Yang and her colleagues reported their findings in “A Thermotropic Liquid Crystal Enables Efficient and Stable Perovskite Solar Modules,” published January 18 in Nature Energy. Yang was the paper’s lead author. Sargent, Lynn Hopton Davis and Greg Davis Professor of Chemistry and Professor of Electrical and Computer Engineering; Bin Chen, research assistant professor; Kanatzidis, Charles E. and Emma H. Morrison Professor of Chemistry and (by courtesy) professor of materials science and engineering; and Mohammad Khaja Nazeeruddin, professor emeritus at École Polytechnique fédérale de Lausanne, were the study’s co-corresponding authors. Mark Hersam, Walter P. Murphy Professor and Chair of Materials Science and Engineering, also contributed to the research.

Yi Yang

Sargent and his colleagues have done extensive work into perovskites, creating strategies that could make them more efficient and potentially an alternative to silicon power production.

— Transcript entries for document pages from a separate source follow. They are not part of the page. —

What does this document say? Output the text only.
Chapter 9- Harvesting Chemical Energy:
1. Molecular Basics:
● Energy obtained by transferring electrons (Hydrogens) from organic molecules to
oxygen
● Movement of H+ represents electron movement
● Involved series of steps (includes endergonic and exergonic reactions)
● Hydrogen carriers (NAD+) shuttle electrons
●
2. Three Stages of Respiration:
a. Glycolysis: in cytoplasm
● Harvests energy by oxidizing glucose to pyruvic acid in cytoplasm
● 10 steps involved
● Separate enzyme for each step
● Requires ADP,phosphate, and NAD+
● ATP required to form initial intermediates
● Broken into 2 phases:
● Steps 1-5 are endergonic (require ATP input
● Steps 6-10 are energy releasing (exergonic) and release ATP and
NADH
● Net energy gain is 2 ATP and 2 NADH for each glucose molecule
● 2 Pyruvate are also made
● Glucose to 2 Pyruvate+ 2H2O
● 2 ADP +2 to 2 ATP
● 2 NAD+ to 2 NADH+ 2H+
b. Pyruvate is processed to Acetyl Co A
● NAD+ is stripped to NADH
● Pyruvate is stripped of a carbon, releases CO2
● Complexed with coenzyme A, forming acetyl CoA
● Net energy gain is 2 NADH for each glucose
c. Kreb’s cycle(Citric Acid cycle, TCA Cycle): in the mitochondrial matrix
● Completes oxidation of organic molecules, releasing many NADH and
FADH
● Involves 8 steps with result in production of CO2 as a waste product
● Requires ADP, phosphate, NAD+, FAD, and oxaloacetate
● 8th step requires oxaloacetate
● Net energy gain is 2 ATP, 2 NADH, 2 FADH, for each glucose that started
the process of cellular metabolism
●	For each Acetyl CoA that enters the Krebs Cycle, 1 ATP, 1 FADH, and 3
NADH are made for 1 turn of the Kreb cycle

The liquid crystals may represent another leap forward.

Prior research on liquid crystals used them as common additives in perovskite films but overlooked their ability to change with temperatures. Their use in this fashion potentially allows the regulation of crystal growth and prevention of defects in large-area perovskite films. 

The novel idea also presents more potential applications in the future.

“This methodology can be extended to the slot-die coating process, facilitating the production of larger-area perovskite submodules,” Yang said. “Exploring the functionality and phase structure of liquid crystal molecules presents an opportunity to enhance passivation effects and bolster device stability.”